The leg is then royally rested for a couple of days afterwards. If I have learnt anything then its not to wear shoes that are too flat (namely my lovely battered Converse), the day after because if I do my leg lets me know about it, usually when I am walking home laden with shopping.
Next step from the treadmill is to conquer the great outdoors again. My physio has said that I could try now but realistically think that’s a while away.
I’m just shy of eight months post op, I’ve stopped reading the Achilles press so not sure how my recovery fits with the overall grand scheme of things. Sometimes that’s a good thing. If you are reading my blog and gauging your recovery against mine, then I apologise now.
I did it.
I started with a good five minute build up, walking increasing the speed every minute. The faster I walked the more flashbacks I had to my anxiety dreams. I remembered that in them I ran rather like Phoebe in that episode of Friends where she runs wonky. Except I was more like if Phoebe had been hit by a fast moving vehicle before she ran.
So I had a lot to focus on.
The plan was 5 x 1 minute intervals. Stop if there is discomfort, pain or the onset of a panic attack.
Minute one was spent trying to spread my weight as much as possible through my feet (think wide toe running)
Minute two, I’m actually doing this, don’t spread weight, is there pain, am I okay?
Minute three, okay this is happening. Is my right leg kicking out? Am I starting to Phoebe run?
Minute four, this is rather enjoyable
Minute five, over before I knew it
It wasn’t perfect, but it was pain free.
Next day my leg felt a little stiffer than normal, but still no pain.
I did it.
To welcome me back into the world of two shoes back in April I purchased a pair of blue and orange trainers. Very comfortable and surprisingly complimentary with most outfits, they saw me back into the walking world. And tonight they will see my first foray back into running.
On Monday my physio gave me clearance for light intervals and since then I have had anxiety dreams where I have run for various forms of transportation then realised mid stride that I shouldn’t and I’ve woken up as I’ve come crashing down to earth.
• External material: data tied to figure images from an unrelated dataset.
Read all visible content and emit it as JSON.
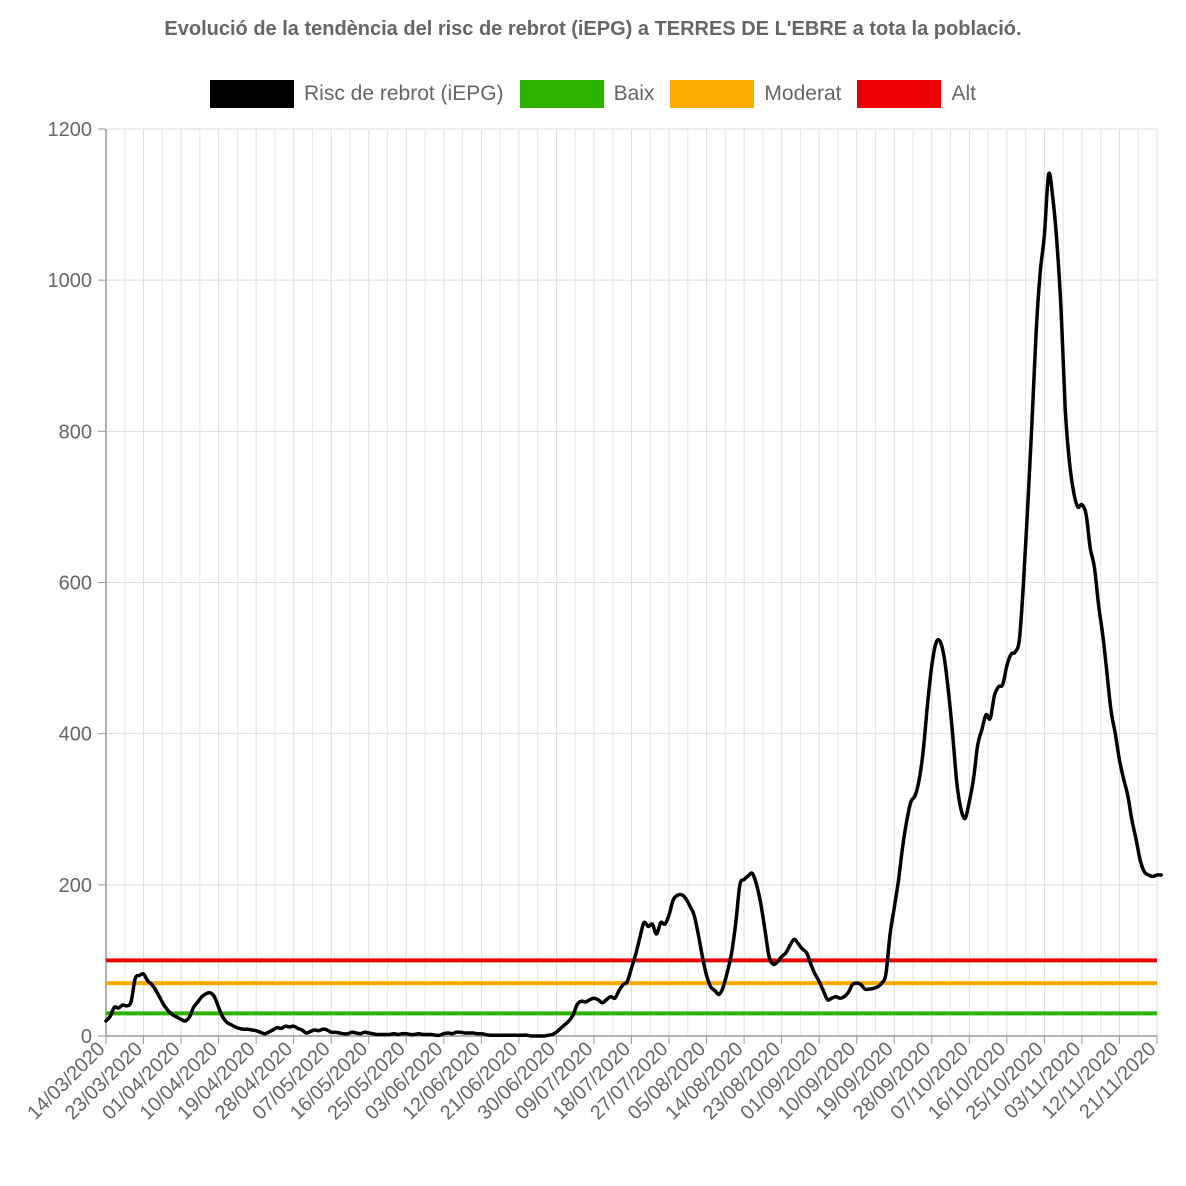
{
  "title": "Evolució de la tendència del risc de rebrot (iEPG) a TERRES DE L'EBRE a tota la població.",
  "legend": [
    {
      "label": "Risc de rebrot (iEPG)",
      "color": "#000000"
    },
    {
      "label": "Baix",
      "color": "#2db200"
    },
    {
      "label": "Moderat",
      "color": "#ffaa00"
    },
    {
      "label": "Alt",
      "color": "#ee0000"
    }
  ],
  "chart_data": {
    "type": "line",
    "title": "Evolució de la tendència del risc de rebrot (iEPG) a TERRES DE L'EBRE a tota la població.",
    "xlabel": "",
    "ylabel": "",
    "ylim": [
      0,
      1200
    ],
    "y_ticks": [
      0,
      200,
      400,
      600,
      800,
      1000,
      1200
    ],
    "x_ticks": [
      "14/03/2020",
      "23/03/2020",
      "01/04/2020",
      "10/04/2020",
      "19/04/2020",
      "28/04/2020",
      "07/05/2020",
      "16/05/2020",
      "25/05/2020",
      "03/06/2020",
      "12/06/2020",
      "21/06/2020",
      "30/06/2020",
      "09/07/2020",
      "18/07/2020",
      "27/07/2020",
      "05/08/2020",
      "14/08/2020",
      "23/08/2020",
      "01/09/2020",
      "10/09/2020",
      "19/09/2020",
      "28/09/2020",
      "07/10/2020",
      "16/10/2020",
      "25/10/2020",
      "03/11/2020",
      "12/11/2020",
      "21/11/2020"
    ],
    "grid": true,
    "legend_position": "top",
    "thresholds": [
      {
        "name": "Baix",
        "value": 30,
        "color": "#2db200"
      },
      {
        "name": "Moderat",
        "value": 70,
        "color": "#ffaa00"
      },
      {
        "name": "Alt",
        "value": 100,
        "color": "#ee0000"
      }
    ],
    "series": [
      {
        "name": "Risc de rebrot (iEPG)",
        "color": "#000000",
        "points": [
          [
            "14/03/2020",
            20
          ],
          [
            "15/03/2020",
            26
          ],
          [
            "16/03/2020",
            38
          ],
          [
            "17/03/2020",
            37
          ],
          [
            "18/03/2020",
            41
          ],
          [
            "19/03/2020",
            40
          ],
          [
            "20/03/2020",
            45
          ],
          [
            "21/03/2020",
            76
          ],
          [
            "22/03/2020",
            80
          ],
          [
            "23/03/2020",
            82
          ],
          [
            "24/03/2020",
            73
          ],
          [
            "25/03/2020",
            68
          ],
          [
            "26/03/2020",
            60
          ],
          [
            "27/03/2020",
            50
          ],
          [
            "28/03/2020",
            40
          ],
          [
            "29/03/2020",
            33
          ],
          [
            "30/03/2020",
            28
          ],
          [
            "31/03/2020",
            25
          ],
          [
            "01/04/2020",
            22
          ],
          [
            "02/04/2020",
            20
          ],
          [
            "03/04/2020",
            25
          ],
          [
            "04/04/2020",
            38
          ],
          [
            "05/04/2020",
            45
          ],
          [
            "06/04/2020",
            52
          ],
          [
            "07/04/2020",
            56
          ],
          [
            "08/04/2020",
            57
          ],
          [
            "09/04/2020",
            52
          ],
          [
            "10/04/2020",
            38
          ],
          [
            "11/04/2020",
            25
          ],
          [
            "12/04/2020",
            18
          ],
          [
            "13/04/2020",
            15
          ],
          [
            "14/04/2020",
            12
          ],
          [
            "15/04/2020",
            10
          ],
          [
            "16/04/2020",
            9
          ],
          [
            "17/04/2020",
            9
          ],
          [
            "18/04/2020",
            8
          ],
          [
            "19/04/2020",
            7
          ],
          [
            "20/04/2020",
            5
          ],
          [
            "21/04/2020",
            3
          ],
          [
            "22/04/2020",
            5
          ],
          [
            "23/04/2020",
            8
          ],
          [
            "24/04/2020",
            11
          ],
          [
            "25/04/2020",
            10
          ],
          [
            "26/04/2020",
            13
          ],
          [
            "27/04/2020",
            12
          ],
          [
            "28/04/2020",
            13
          ],
          [
            "29/04/2020",
            10
          ],
          [
            "30/04/2020",
            8
          ],
          [
            "01/05/2020",
            4
          ],
          [
            "02/05/2020",
            6
          ],
          [
            "03/05/2020",
            8
          ],
          [
            "04/05/2020",
            7
          ],
          [
            "05/05/2020",
            9
          ],
          [
            "06/05/2020",
            8
          ],
          [
            "07/05/2020",
            5
          ],
          [
            "08/05/2020",
            5
          ],
          [
            "09/05/2020",
            4
          ],
          [
            "10/05/2020",
            3
          ],
          [
            "11/05/2020",
            3
          ],
          [
            "12/05/2020",
            5
          ],
          [
            "13/05/2020",
            4
          ],
          [
            "14/05/2020",
            3
          ],
          [
            "15/05/2020",
            5
          ],
          [
            "16/05/2020",
            4
          ],
          [
            "17/05/2020",
            3
          ],
          [
            "18/05/2020",
            2
          ],
          [
            "19/05/2020",
            2
          ],
          [
            "20/05/2020",
            2
          ],
          [
            "21/05/2020",
            2
          ],
          [
            "22/05/2020",
            3
          ],
          [
            "23/05/2020",
            2
          ],
          [
            "24/05/2020",
            3
          ],
          [
            "25/05/2020",
            3
          ],
          [
            "26/05/2020",
            2
          ],
          [
            "27/05/2020",
            2
          ],
          [
            "28/05/2020",
            3
          ],
          [
            "29/05/2020",
            2
          ],
          [
            "30/05/2020",
            2
          ],
          [
            "31/05/2020",
            2
          ],
          [
            "01/06/2020",
            1
          ],
          [
            "02/06/2020",
            1
          ],
          [
            "03/06/2020",
            3
          ],
          [
            "04/06/2020",
            4
          ],
          [
            "05/06/2020",
            3
          ],
          [
            "06/06/2020",
            5
          ],
          [
            "07/06/2020",
            5
          ],
          [
            "08/06/2020",
            4
          ],
          [
            "09/06/2020",
            4
          ],
          [
            "10/06/2020",
            4
          ],
          [
            "11/06/2020",
            3
          ],
          [
            "12/06/2020",
            3
          ],
          [
            "13/06/2020",
            2
          ],
          [
            "14/06/2020",
            1
          ],
          [
            "15/06/2020",
            1
          ],
          [
            "16/06/2020",
            1
          ],
          [
            "17/06/2020",
            1
          ],
          [
            "18/06/2020",
            1
          ],
          [
            "19/06/2020",
            1
          ],
          [
            "20/06/2020",
            1
          ],
          [
            "21/06/2020",
            1
          ],
          [
            "22/06/2020",
            1
          ],
          [
            "23/06/2020",
            1
          ],
          [
            "24/06/2020",
            0
          ],
          [
            "25/06/2020",
            0
          ],
          [
            "26/06/2020",
            0
          ],
          [
            "27/06/2020",
            0
          ],
          [
            "28/06/2020",
            1
          ],
          [
            "29/06/2020",
            2
          ],
          [
            "30/06/2020",
            5
          ],
          [
            "01/07/2020",
            10
          ],
          [
            "02/07/2020",
            15
          ],
          [
            "03/07/2020",
            20
          ],
          [
            "04/07/2020",
            28
          ],
          [
            "05/07/2020",
            42
          ],
          [
            "06/07/2020",
            46
          ],
          [
            "07/07/2020",
            45
          ],
          [
            "08/07/2020",
            48
          ],
          [
            "09/07/2020",
            50
          ],
          [
            "10/07/2020",
            48
          ],
          [
            "11/07/2020",
            44
          ],
          [
            "12/07/2020",
            48
          ],
          [
            "13/07/2020",
            52
          ],
          [
            "14/07/2020",
            50
          ],
          [
            "15/07/2020",
            60
          ],
          [
            "16/07/2020",
            68
          ],
          [
            "17/07/2020",
            72
          ],
          [
            "18/07/2020",
            90
          ],
          [
            "19/07/2020",
            108
          ],
          [
            "20/07/2020",
            130
          ],
          [
            "21/07/2020",
            150
          ],
          [
            "22/07/2020",
            145
          ],
          [
            "23/07/2020",
            148
          ],
          [
            "24/07/2020",
            135
          ],
          [
            "25/07/2020",
            150
          ],
          [
            "26/07/2020",
            148
          ],
          [
            "27/07/2020",
            160
          ],
          [
            "28/07/2020",
            180
          ],
          [
            "29/07/2020",
            186
          ],
          [
            "30/07/2020",
            187
          ],
          [
            "31/07/2020",
            182
          ],
          [
            "01/08/2020",
            172
          ],
          [
            "02/08/2020",
            160
          ],
          [
            "03/08/2020",
            135
          ],
          [
            "04/08/2020",
            105
          ],
          [
            "05/08/2020",
            80
          ],
          [
            "06/08/2020",
            65
          ],
          [
            "07/08/2020",
            60
          ],
          [
            "08/08/2020",
            55
          ],
          [
            "09/08/2020",
            65
          ],
          [
            "10/08/2020",
            85
          ],
          [
            "11/08/2020",
            110
          ],
          [
            "12/08/2020",
            150
          ],
          [
            "13/08/2020",
            200
          ],
          [
            "14/08/2020",
            207
          ],
          [
            "15/08/2020",
            212
          ],
          [
            "16/08/2020",
            215
          ],
          [
            "17/08/2020",
            200
          ],
          [
            "18/08/2020",
            175
          ],
          [
            "19/08/2020",
            140
          ],
          [
            "20/08/2020",
            105
          ],
          [
            "21/08/2020",
            95
          ],
          [
            "22/08/2020",
            98
          ],
          [
            "23/08/2020",
            105
          ],
          [
            "24/08/2020",
            110
          ],
          [
            "25/08/2020",
            120
          ],
          [
            "26/08/2020",
            128
          ],
          [
            "27/08/2020",
            122
          ],
          [
            "28/08/2020",
            115
          ],
          [
            "29/08/2020",
            110
          ],
          [
            "30/08/2020",
            95
          ],
          [
            "31/08/2020",
            82
          ],
          [
            "01/09/2020",
            72
          ],
          [
            "02/09/2020",
            60
          ],
          [
            "03/09/2020",
            48
          ],
          [
            "04/09/2020",
            50
          ],
          [
            "05/09/2020",
            52
          ],
          [
            "06/09/2020",
            50
          ],
          [
            "07/09/2020",
            52
          ],
          [
            "08/09/2020",
            58
          ],
          [
            "09/09/2020",
            68
          ],
          [
            "10/09/2020",
            70
          ],
          [
            "11/09/2020",
            68
          ],
          [
            "12/09/2020",
            62
          ],
          [
            "13/09/2020",
            62
          ],
          [
            "14/09/2020",
            63
          ],
          [
            "15/09/2020",
            65
          ],
          [
            "16/09/2020",
            70
          ],
          [
            "17/09/2020",
            82
          ],
          [
            "18/09/2020",
            135
          ],
          [
            "19/09/2020",
            170
          ],
          [
            "20/09/2020",
            205
          ],
          [
            "21/09/2020",
            250
          ],
          [
            "22/09/2020",
            285
          ],
          [
            "23/09/2020",
            310
          ],
          [
            "24/09/2020",
            318
          ],
          [
            "25/09/2020",
            340
          ],
          [
            "26/09/2020",
            380
          ],
          [
            "27/09/2020",
            440
          ],
          [
            "28/09/2020",
            490
          ],
          [
            "29/09/2020",
            520
          ],
          [
            "30/09/2020",
            522
          ],
          [
            "01/10/2020",
            500
          ],
          [
            "02/10/2020",
            455
          ],
          [
            "03/10/2020",
            400
          ],
          [
            "04/10/2020",
            335
          ],
          [
            "05/10/2020",
            300
          ],
          [
            "06/10/2020",
            288
          ],
          [
            "07/10/2020",
            310
          ],
          [
            "08/10/2020",
            340
          ],
          [
            "09/10/2020",
            385
          ],
          [
            "10/10/2020",
            405
          ],
          [
            "11/10/2020",
            425
          ],
          [
            "12/10/2020",
            420
          ],
          [
            "13/10/2020",
            450
          ],
          [
            "14/10/2020",
            462
          ],
          [
            "15/10/2020",
            465
          ],
          [
            "16/10/2020",
            490
          ],
          [
            "17/10/2020",
            505
          ],
          [
            "18/10/2020",
            508
          ],
          [
            "19/10/2020",
            525
          ],
          [
            "20/10/2020",
            600
          ],
          [
            "21/10/2020",
            700
          ],
          [
            "22/10/2020",
            810
          ],
          [
            "23/10/2020",
            930
          ],
          [
            "24/10/2020",
            1010
          ],
          [
            "25/10/2020",
            1060
          ],
          [
            "26/10/2020",
            1140
          ],
          [
            "27/10/2020",
            1110
          ],
          [
            "28/10/2020",
            1050
          ],
          [
            "29/10/2020",
            960
          ],
          [
            "30/10/2020",
            830
          ],
          [
            "31/10/2020",
            760
          ],
          [
            "01/11/2020",
            720
          ],
          [
            "02/11/2020",
            700
          ],
          [
            "03/11/2020",
            703
          ],
          [
            "04/11/2020",
            690
          ],
          [
            "05/11/2020",
            645
          ],
          [
            "06/11/2020",
            620
          ],
          [
            "07/11/2020",
            570
          ],
          [
            "08/11/2020",
            530
          ],
          [
            "09/11/2020",
            480
          ],
          [
            "10/11/2020",
            430
          ],
          [
            "11/11/2020",
            400
          ],
          [
            "12/11/2020",
            365
          ],
          [
            "13/11/2020",
            340
          ],
          [
            "14/11/2020",
            318
          ],
          [
            "15/11/2020",
            285
          ],
          [
            "16/11/2020",
            260
          ],
          [
            "17/11/2020",
            232
          ],
          [
            "18/11/2020",
            217
          ],
          [
            "19/11/2020",
            213
          ],
          [
            "20/11/2020",
            211
          ],
          [
            "21/11/2020",
            213
          ],
          [
            "22/11/2020",
            213
          ]
        ]
      }
    ]
  }
}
The mind is a funny thing…well mine anyway.
It will soon be buses but for now I will settle for a treadmill and some slow, light intervals.
If you are an avid reader of this blog, (god help you), you will know there’s a lot going on in my head. A lot. Recently my mind has turned to what I see as two opportunity areas. Poles apart, but nonetheless two huge business opportunities, I urge any of you with an ounce of business sense to jump on these.
They are in short my business gifts to you…
1) A decent sandwich/lunch place in Esher. Someone go and open one immediately, there’s a workforce crying out for more sustenance than a Waitrose sandwich can offer.
2) A blog/booklet/book/podcast/website/Twitter/Facebook page or similar with advice on how to nurse you back to running post Achilles injury. There’s a lot on injury but nothing on Achilles and nothing on how to mentally prepare yourself for your first running step.
If I’ve missed it please, please email me the link through, but otherwise there’s nothing and so far my emails to experts and comments on blogs have gone unanswered.
Is it just me that thinks this is a massive miss, or am I the only one making a mountain out of donning trainers and go for some light intervals?!?